Der Antragsteller ist als Rechtsanwalt bei den Landgerichten M. I und M. II zugelassen. Er beantragte mit Schreiben vom bei der Antragsgegnerin die Zulassung als Rechtsanwalt beim Amtsgericht und beim Landgericht D.. In dem Antrag erklärte er, auf die Rechte aus seiner bisherigen Zulassung bei den Landgerichten M. I und M. II verzichte er nicht. Hilfsweise beantragte der Antragsteller gemäß § 28 Abs. 1 Satz 2 BRAO die Gestattung der Einrichtung einer Zweigstelle seiner in M. bestehenden Kanzlei in D.. Die Antragsgegnerin wies die Anträge mit Bescheid vom zurück. Der Anwaltsgerichtshof hat den Antrag auf gerichtliche Entscheidung zurückgewiesen. Dagegen richtet sich die sofortige Beschwerde des Antragstellers, mit der er seine Anträge weiterverfolgt.

II.

1. Das Rechtsmittel ist hinsichtlich des Hauptantrages zulässig (§ 42 Abs. 1 Nr. 4, Abs. 4 BRAO), hat jedoch in der Sache keinen Erfolg. Die Antragsgegnerin hat den Antrag auf Zulassung bei dem Amtsgericht und dem Landgericht D. zu Recht deshalb zurückgewiesen, weil der Antragsteller auf seine Rechte aus der bisherigen Zulassung bei den Landgerichten M. I und M. II nicht verzichtet hat (§ 33 Abs. 1 BRAO).

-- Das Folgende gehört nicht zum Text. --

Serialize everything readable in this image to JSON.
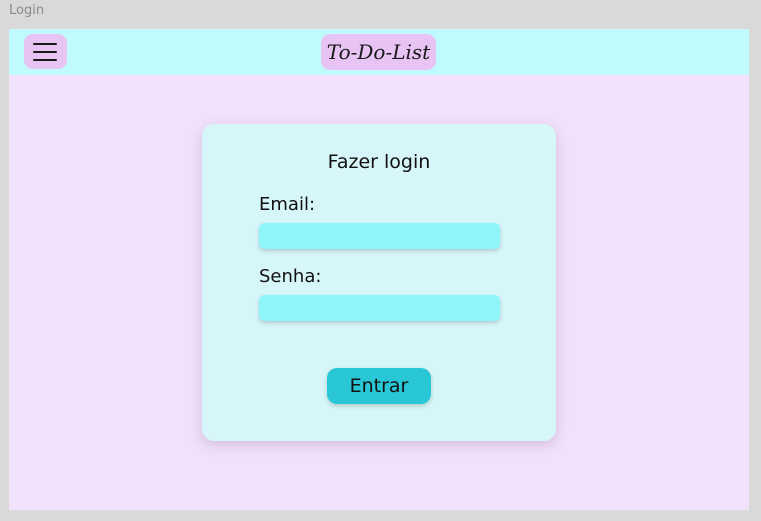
{
  "frame": {
    "label": "Login"
  },
  "header": {
    "menu_icon": "hamburger-menu-icon",
    "logo_text": "To-Do-List"
  },
  "login_card": {
    "title": "Fazer login",
    "email_label": "Email:",
    "email_value": "",
    "password_label": "Senha:",
    "password_value": "",
    "submit_label": "Entrar"
  },
  "colors": {
    "canvas_background": "#d9d9d9",
    "page_background": "#f2e1fa",
    "header_background": "#c0fafd",
    "accent_pink": "#e8c4f4",
    "card_background": "#d6f6f9",
    "input_background": "#8ff5fa",
    "button_background": "#29c7d6"
  }
}
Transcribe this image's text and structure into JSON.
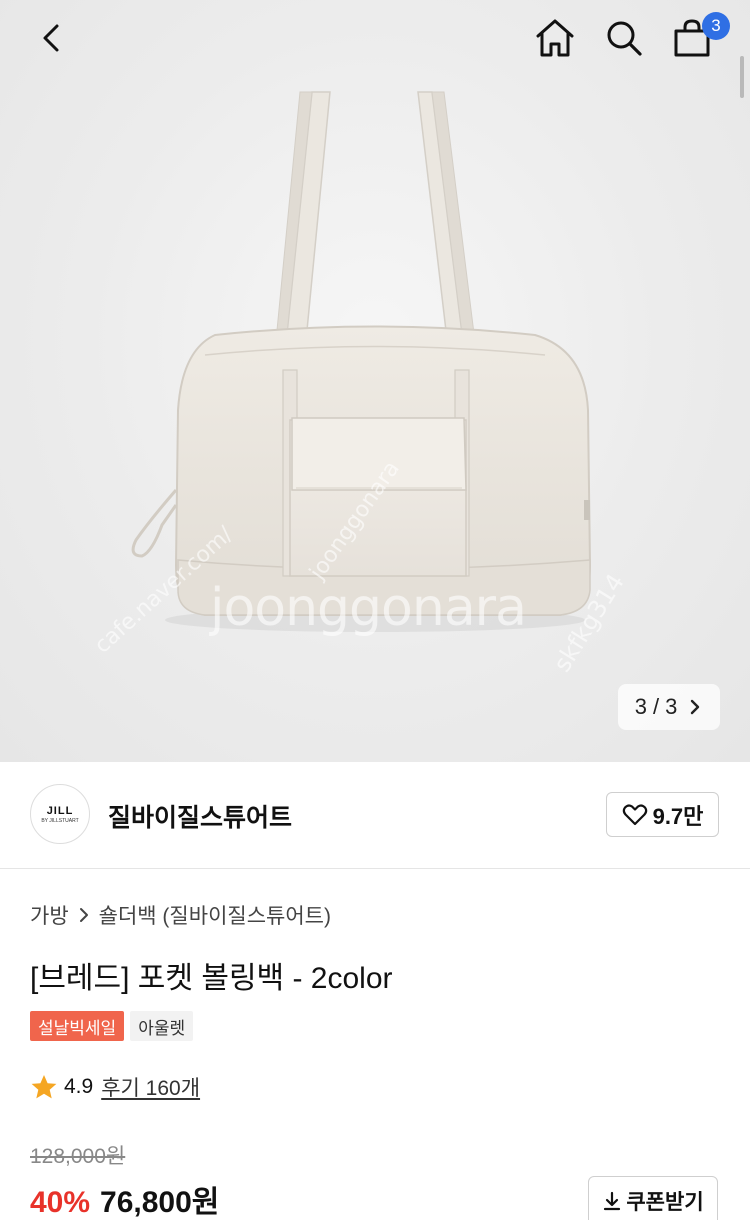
{
  "header": {
    "back_icon": "chevron-left-icon",
    "home_icon": "home-icon",
    "search_icon": "search-icon",
    "cart_icon": "shopping-bag-icon",
    "cart_count": "3",
    "badge_color": "#2f6fe4"
  },
  "gallery": {
    "current": "3",
    "separator": "/",
    "total": "3",
    "next_icon": "chevron-right-icon",
    "watermark": "joonggonara",
    "watermark_side": "cafe.naver.com/",
    "watermark_mid": "joonggonara",
    "watermark_right": "skfkg314"
  },
  "brand": {
    "logo_text": "JILL",
    "logo_subtext": "BY JILLSTUART",
    "name": "질바이질스튜어트",
    "like_icon": "heart-icon",
    "likes": "9.7만"
  },
  "product": {
    "breadcrumb_category": "가방",
    "breadcrumb_separator_icon": "chevron-right-icon",
    "breadcrumb_subcategory": "숄더백 (질바이질스튜어트)",
    "title": "[브레드] 포켓 볼링백 - 2color",
    "badges": [
      "설날빅세일",
      "아울렛"
    ],
    "sale_badge_color": "#f0654c",
    "rating_icon": "star-icon",
    "rating": "4.9",
    "review_label": "후기 160개",
    "original_price": "128,000원",
    "discount": "40%",
    "discount_color": "#e8322a",
    "price": "76,800원",
    "coupon_icon": "download-icon",
    "coupon_label": "쿠폰받기"
  }
}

a) Die Bundesrechtsanwaltsordnung ermöglicht nicht die gleichzeitige Zulassung bei mehreren Landgerichten. Nach der Zulassung bei einem bestimmten Landgericht kann die Zulassung bei einem anderen Landgericht nicht kumulativ, sondern nur unter den Voraussetzungen eines Zulassungswechsels nach § 33 BRAO, d.h. unter Verzicht auf die Rechte aus der bisherigen Zulassung, erreicht werden (st.Rspr.; AnwZ (B) 59/01, NJW 2003, 965 unter 2 a m.Nachw.; vgl. auch Senatsbeschluß vom - AnwZ (B) 51/92, BRAK-Mitt. 1993, 173 zur Unzulässigkeit gleichzeitiger Zulassung bei Gerichten in den alten und neuen Bundesländern). Einen Verzicht auf seine Rechte aus der bisherigen Zulassung hat der Antragsteller nicht erklärt. Seiner Auffassung, der Wortlaut des § 33 BRAO lasse eine Doppel- oder Mehrfachzulassung zu, kann nicht gefolgt werden. Die Vorschrift enthält eine abschließende Regelung für die Zulassung bei einem anderen Gericht und steht damit einer Simultanzulassung bei mehreren Landgerichten entgegen. Dies kommt nicht nur in der gesetzlichen Formulierung des § 33 BRAO zum Ausdruck (§ 33 Abs. 1: Zulassung bei einem "anderen Gericht"; § 33 Abs. 2: Antrag auf "anderweitige Zulassung"), sondern ergibt sich auch aus der mit der Lokalisation "bei einem bestimmten Gericht" (§ 18 Abs. 1 BRAO) grundsätzlich verknüpften Singularzulassung des Rechtsanwalts bei einem einzigen Gericht der ordentlichen Gerichtsbarkeit. Von diesem "Prinzip der Singularzulassung" (Henssler/Prütting, BRAO, § 18 Rdnr. 1; Kleine-Cosack, BRAO, 4. Aufl., § 18 Rdn. 1) macht die Bundesrechtsanwaltsordnung nur wenige Ausnahmen (vgl. §§ 23, 226, 227 BRAO), die jedoch nicht die gleichzeitige Zulassung eines Rechtsanwalts bei mehreren Landgerichten ermöglichen.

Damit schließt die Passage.